In order to investigate the basic thermal fatigue (TF) life properties of materials used for high-temperature components in a power plant, in-phase and out-of-phase TF tests as well as isothermal low-cycle fatigue tests at maximum temperature, Tmax, were carried out on low-alloy steels, austenitic steel and superalloys. Also, based on these test results, discussion was done on TF life prediction from other mechanical properties.
Ter results obtained were summarized as follows:
(1) The dependence of TF life on strain range could be classified into four categories, and two of them (i. e., I-and O-types) showed shorter in-phase and out-of-phase TF lives at low strain ranges. The I-type was due to creep-fatigue interaction in the in-phase TF, while the O-type was caused by the difference in crack initiation life between both phases.

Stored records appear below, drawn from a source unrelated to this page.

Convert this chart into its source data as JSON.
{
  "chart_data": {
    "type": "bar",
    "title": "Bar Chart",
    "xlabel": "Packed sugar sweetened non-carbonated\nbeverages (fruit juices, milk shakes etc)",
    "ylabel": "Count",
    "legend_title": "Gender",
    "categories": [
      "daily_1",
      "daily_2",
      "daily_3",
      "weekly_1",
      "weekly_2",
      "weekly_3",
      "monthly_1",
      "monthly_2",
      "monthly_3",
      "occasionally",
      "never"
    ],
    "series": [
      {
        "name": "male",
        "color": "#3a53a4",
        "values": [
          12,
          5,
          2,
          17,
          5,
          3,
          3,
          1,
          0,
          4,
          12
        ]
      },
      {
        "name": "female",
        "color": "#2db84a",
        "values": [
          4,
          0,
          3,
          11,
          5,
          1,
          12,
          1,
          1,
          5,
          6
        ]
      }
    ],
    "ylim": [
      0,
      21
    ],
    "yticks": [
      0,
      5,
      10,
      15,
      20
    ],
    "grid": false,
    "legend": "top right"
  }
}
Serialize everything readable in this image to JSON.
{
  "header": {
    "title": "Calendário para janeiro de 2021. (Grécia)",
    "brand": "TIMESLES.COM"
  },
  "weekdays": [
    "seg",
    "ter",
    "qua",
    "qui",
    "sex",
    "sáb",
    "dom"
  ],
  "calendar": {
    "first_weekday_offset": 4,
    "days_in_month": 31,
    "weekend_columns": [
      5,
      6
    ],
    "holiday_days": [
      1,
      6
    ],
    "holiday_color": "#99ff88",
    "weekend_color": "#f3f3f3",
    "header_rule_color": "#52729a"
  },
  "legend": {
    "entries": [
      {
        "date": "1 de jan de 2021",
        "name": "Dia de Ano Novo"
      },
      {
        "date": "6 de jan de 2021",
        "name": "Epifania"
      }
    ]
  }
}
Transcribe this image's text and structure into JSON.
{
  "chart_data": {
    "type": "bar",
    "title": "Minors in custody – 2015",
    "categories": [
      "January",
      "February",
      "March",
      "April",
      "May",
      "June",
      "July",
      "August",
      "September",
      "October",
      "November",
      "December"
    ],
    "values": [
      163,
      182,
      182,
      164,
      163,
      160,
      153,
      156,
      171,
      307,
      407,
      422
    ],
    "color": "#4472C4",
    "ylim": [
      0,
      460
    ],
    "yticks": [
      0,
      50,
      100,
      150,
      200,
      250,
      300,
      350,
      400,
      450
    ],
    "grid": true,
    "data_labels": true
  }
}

(2) The TF lives of low-alloy and stainless steels with low-strength and high-ductility, except a case of the I-type, were almost the same, i. e., approximately 500 and 5000 cycles at the total strain range, Δε, of 1.5 and 0.5% respectively. In general the TF lives of superalloys with high-strength and low-ductility were shorter than those of the above steels, but approached to them at low strain ranges.
(3) Good or safe prediction of TF life, except in-phase in the I-type, could be done by applying the Δε-based relations, particularly the Δε vs. life relation in isothermal fatigue at Tmax.
(4) High-temperature low-cycle fatigue failure seemed to have the same stress-dependence as that appearing remarkably in the high-strength/low-ductility superalloys.